Львов и Стахович вернулись в маленький салон. Стахович, потерев всей ладонью медное лицо, спросил неожиданно:

– Как тебе понравился коньяк?

Львов гневно взглянул на старого друга:

– Как тебе понравился Набоков? Если так рассуждают русские, то как же должны… Прости, я никогда не был славянофилом, но… Эта англомания, это западничество, доведенное до… И все же… Я посылаю Деникину танки – расстреливать наших мужиков… Набоков удовлетворен… (Голос уже ушел вглубь и рвался оттуда все раздражительнее.) Но я-то, я – не удовлетворен. До большевиков можно добраться только через трупы русских… Я буду гореть на вечном огне, но я не знаю, как по-другому спасти Россию… Читай Апокалипсис, Михаил Александрович… Если бы я мог все бросить, бросить и – в монастырь…

– В русском западничестве, – ответил Стахович, полулежа в кресле и запустив пальцы в бороду, – в русском западничестве более глубокие и отдаленные корни, чем у славянофилов… Первое проявление западнической ориентации я отношу ко времени Тушинского вора: это так называемый перелет к нему московских бояр. В сущности, они просили у польского короля того же, что просит Набоков у Черчилля…

– Вздор, вздор говоришь…

– Когда у нас начали читать Гегеля, западничество разделилось на две ветви – дворянскую и разночинную… Первая вылилась в устройстве английских парков. Перестали отправлять нужду под лестницей на горшке и завели ватерклозеты… Разночинцы начали бороться с Богом, а впоследствии читать Маркса… Я вот сижу и думаю: не находишь ты, Георгий Евгеньевич, что Маркс понятнее русскому мужику, чем славянофилы?… Не знаю, не знаю…

– Да, идем спать, – сказал Львов. Засопел, закрутил стальной цепочкой от ключей и вышел.
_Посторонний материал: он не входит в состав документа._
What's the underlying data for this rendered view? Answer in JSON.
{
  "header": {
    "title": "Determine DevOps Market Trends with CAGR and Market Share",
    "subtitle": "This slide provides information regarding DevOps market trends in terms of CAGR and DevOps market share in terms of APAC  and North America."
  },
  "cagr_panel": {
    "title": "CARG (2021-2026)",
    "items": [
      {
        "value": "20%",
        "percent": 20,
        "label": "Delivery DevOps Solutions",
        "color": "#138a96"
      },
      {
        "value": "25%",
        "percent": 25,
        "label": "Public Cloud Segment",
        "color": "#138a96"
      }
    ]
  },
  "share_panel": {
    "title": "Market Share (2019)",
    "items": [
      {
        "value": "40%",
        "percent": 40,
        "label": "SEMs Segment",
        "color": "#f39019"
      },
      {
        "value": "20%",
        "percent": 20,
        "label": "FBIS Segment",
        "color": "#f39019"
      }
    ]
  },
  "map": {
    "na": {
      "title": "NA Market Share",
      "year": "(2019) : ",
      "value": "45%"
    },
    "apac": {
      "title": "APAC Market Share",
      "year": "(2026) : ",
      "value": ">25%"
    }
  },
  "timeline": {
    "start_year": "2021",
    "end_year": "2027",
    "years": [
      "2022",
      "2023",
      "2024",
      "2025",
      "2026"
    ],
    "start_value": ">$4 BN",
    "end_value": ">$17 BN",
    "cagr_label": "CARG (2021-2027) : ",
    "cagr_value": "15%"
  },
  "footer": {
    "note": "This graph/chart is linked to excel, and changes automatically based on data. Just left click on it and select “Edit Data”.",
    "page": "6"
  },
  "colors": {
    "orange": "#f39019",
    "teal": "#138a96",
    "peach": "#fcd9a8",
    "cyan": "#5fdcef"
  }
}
Стахович остался в кресле – курить и пить коньяк.

8

Набоков пошел пешком через Марсово поле. Под решетчатой ногой Эйфелевой башни, отраженной вместе с бледными звездами в маленьком озерке, он остановился закурить папироску. Здесь его нагнал, слегка задыхаясь, Тапа Чермоев.

– Я не нашел такси, – сказал Тапа, – и повернул за вами… Может быть, поедем развлечься?

Набоков вздохнул. Он чувствовал утомление, а нужно делать усилие, чтобы отвязаться от этого татарина. Чуть-чуть поморщился. Пошли туда, где через Сену, под аркадами моста, проносился, ярко светясь окошками, поезд метро. Не надеясь, что Тапа поймет, Набоков все же сказал, глядя на лиловатое зарево над центром города:

– Париж напоминает мне корзину с влажными розами, внесенную в кабак.

Тапа подумал, ответил серьезно:

– Сейчас нет хороших кабаков. Парижане еще не оправились от войны.